Le «woofing», une tendance qui séduit agriculteurs et voyageurs. Cet échange de bon procédé est une nouvelle manière de voyager issue des pays anglo-saxons dans les années 1970 et s’installe peu à peu en France. C’est le cas en Aquitaine, où près de 200 offres de woofing sont proposées, comme dans le château viticole du Libournais (Gironde) de Hélène Ponty, que France 3 Régions est allé visiter pour l’occasion.

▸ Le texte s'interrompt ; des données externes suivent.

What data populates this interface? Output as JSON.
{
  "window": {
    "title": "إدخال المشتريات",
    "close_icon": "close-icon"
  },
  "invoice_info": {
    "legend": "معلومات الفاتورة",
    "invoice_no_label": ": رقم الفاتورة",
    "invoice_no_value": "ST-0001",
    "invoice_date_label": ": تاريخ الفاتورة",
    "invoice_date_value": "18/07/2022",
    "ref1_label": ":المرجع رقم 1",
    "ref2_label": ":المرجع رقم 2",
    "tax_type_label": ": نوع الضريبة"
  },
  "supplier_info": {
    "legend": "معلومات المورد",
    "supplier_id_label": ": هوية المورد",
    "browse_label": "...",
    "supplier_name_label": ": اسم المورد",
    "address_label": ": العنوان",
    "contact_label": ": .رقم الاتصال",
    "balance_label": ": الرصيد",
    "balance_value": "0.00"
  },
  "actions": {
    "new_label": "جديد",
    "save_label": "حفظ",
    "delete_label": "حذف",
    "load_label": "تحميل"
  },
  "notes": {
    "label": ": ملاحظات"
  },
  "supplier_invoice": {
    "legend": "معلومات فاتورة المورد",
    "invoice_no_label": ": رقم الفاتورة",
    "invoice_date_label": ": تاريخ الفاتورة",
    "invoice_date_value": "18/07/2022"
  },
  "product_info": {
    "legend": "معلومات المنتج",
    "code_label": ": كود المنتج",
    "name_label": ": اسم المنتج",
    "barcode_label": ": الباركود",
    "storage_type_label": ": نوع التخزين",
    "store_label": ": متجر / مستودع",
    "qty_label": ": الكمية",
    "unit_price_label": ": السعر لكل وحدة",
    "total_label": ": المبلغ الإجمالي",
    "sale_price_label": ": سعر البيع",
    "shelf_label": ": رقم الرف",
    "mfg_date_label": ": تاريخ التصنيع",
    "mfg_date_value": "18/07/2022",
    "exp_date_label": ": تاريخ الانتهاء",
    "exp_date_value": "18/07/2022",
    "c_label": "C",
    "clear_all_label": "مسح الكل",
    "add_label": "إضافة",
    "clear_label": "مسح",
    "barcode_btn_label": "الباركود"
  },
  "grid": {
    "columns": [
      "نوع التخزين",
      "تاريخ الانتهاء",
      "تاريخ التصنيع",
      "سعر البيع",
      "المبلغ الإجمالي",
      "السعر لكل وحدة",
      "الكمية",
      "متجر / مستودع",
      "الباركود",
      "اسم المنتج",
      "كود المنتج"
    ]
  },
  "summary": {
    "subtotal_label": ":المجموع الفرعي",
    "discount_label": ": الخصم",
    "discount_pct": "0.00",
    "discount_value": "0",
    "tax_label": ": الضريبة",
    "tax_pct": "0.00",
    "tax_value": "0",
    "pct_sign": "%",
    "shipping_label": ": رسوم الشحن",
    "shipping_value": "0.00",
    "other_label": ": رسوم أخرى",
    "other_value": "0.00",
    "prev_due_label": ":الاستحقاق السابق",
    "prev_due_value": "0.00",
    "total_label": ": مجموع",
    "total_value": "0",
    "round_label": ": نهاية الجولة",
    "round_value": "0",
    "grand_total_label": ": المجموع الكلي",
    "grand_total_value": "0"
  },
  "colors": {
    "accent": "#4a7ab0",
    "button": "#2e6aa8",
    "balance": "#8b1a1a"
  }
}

En effet, cet été, Hélène Ponty a reçu des «woofeuses» originaires de Nouvelle-Zélande sur son domaine. Alex et Emma, qui parcourent l’Europe à vélo, ont opté pour du «woofing» durant leur voyage, pour plusieurs raisons. En plus d’être logées et nourries gratuitement, en échange de missions agricoles, elles sont venues trouver le contact humain chez Hélène : «C'est l'occasion d'apprendre un métier que l'on ne fera peut-être pas après», décrit la woofeuse Alex Booker, également ravie de pouvoir profiter durant davantage de temps de la région, «plutôt que de la traverser».
Missions peu contraignantes et temps libre pour les voyageurs
Le woofing s’est révélé être la démarche idéale pour leur mode de voyages. Et du côté d’Hélène, l’hôte viticultrice profite de ces deux femmes pour faire partager son savoir en leur donnant des missions pour des débutants du domaine agricole, tel que l’effeuillage de la vigne. Elle ne rémunère pas Alex et Emma pour ces petits travaux mais elle leur laisse aussi du temps libre pour qu’elles puissent explorer le territoire et profiter du domaine.
Loin d’être un job d’été, le principe du woofing est de, généralement, faire travailler ces voyageurs pendant une demi-journée, représentant environ 25 heures de bénévolat par semaine. Le «woofing» ou WWOOFing a son propre réseau de fermes biologiques (World-Wide Opportunities on Organic Farms). Aujourd'hui, d'après le site de wwoofing français, il possède près de 2 000 petites fermes bios et paysannes sur le territoire.